VOC흡착 및 산화분해 특성을 갖는 광촉매종이의 제조 및 특성 평가

  • Yoo, Yoon-Jong (Functional Materials Research Center, Korea Institute of Energy Research) ;
  • Kim, Hong-Soo (Functional Materials Research Center, Korea Institute of Energy Research) ;
  • Jeon, Sang-Ho (Department of Materials Engineering, Chungbuk National University) ;
  • Jang, Gun-Eik (Department of Materials Engineering, Chungbuk National University)
  • 유윤종 (한국에너지 기술연구원 기능소재 연구센터) ;
  • 김흥수 (한국에너지 기술연구원 기능소재 연구센터) ;
  • 전상호 (충북대학교 재료공학과) ;
  • 장건익 (충북대학교 재료공학과)
  • Published : 2005.01.01

Abstract

Highly durable photocatalytic paper containing anatase $TiO_{2}$, active carbon and ceramic fiber, which can adsorb VOCs and decompose them by photo oxidation simultaneously, was manufactured and characterized.
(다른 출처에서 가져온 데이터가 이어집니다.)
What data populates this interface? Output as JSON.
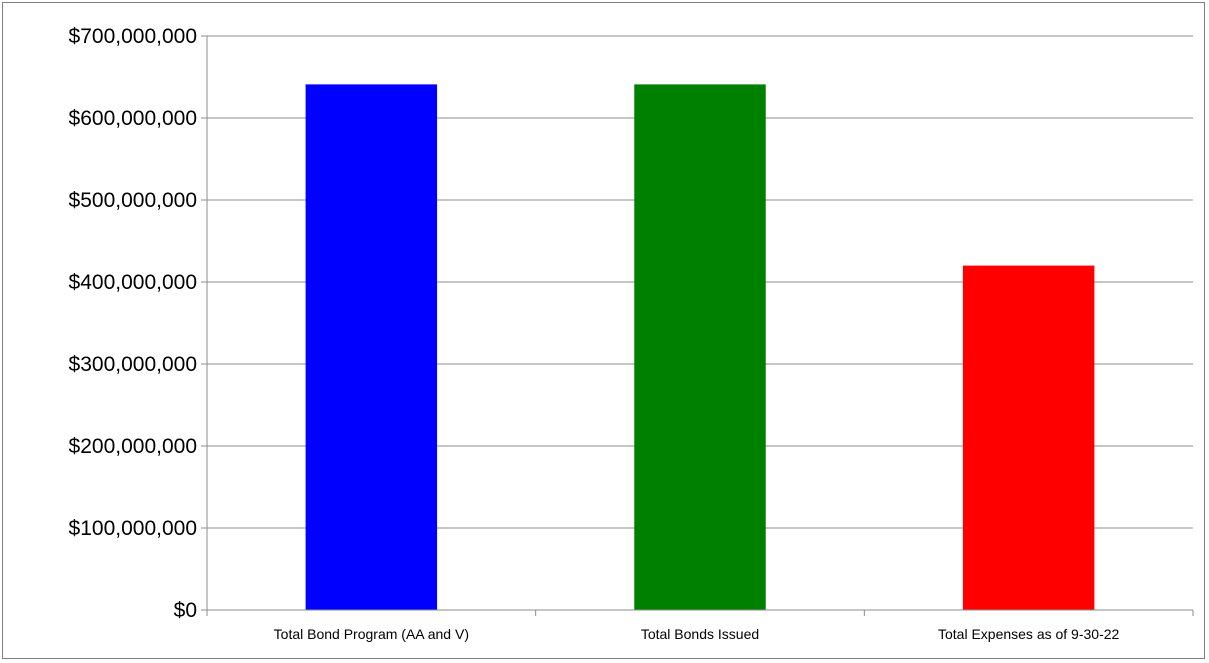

Optimum concentration of PDADMAC to let $TiO_{2}$ adhere on the surfaces of active carbon and ceramic fiber selectively was $10\~15$ ppm in a slurry mixture for making photocatalytic paper. The thickness and basis weight of the produced catalytic paper by paper-making method were 0.4 mm and 380 $g/m^{2}$, respectively. Adsorption reaction by active carbon and photocatalytic decomposition reaction by $TiO_{2}$ were proceeded simultaneously, by which the abatement rate was found to be greatly enhanced compared to the similar environment with single adsorption reaction or single photocatalytic reaction only. The selective attachment of $TiO_{2}$ on ceramic fiber and active carbon was found to be very effective in preventing decomposition of substrate by the $TiO_{2}$ attack during exposure to UV light.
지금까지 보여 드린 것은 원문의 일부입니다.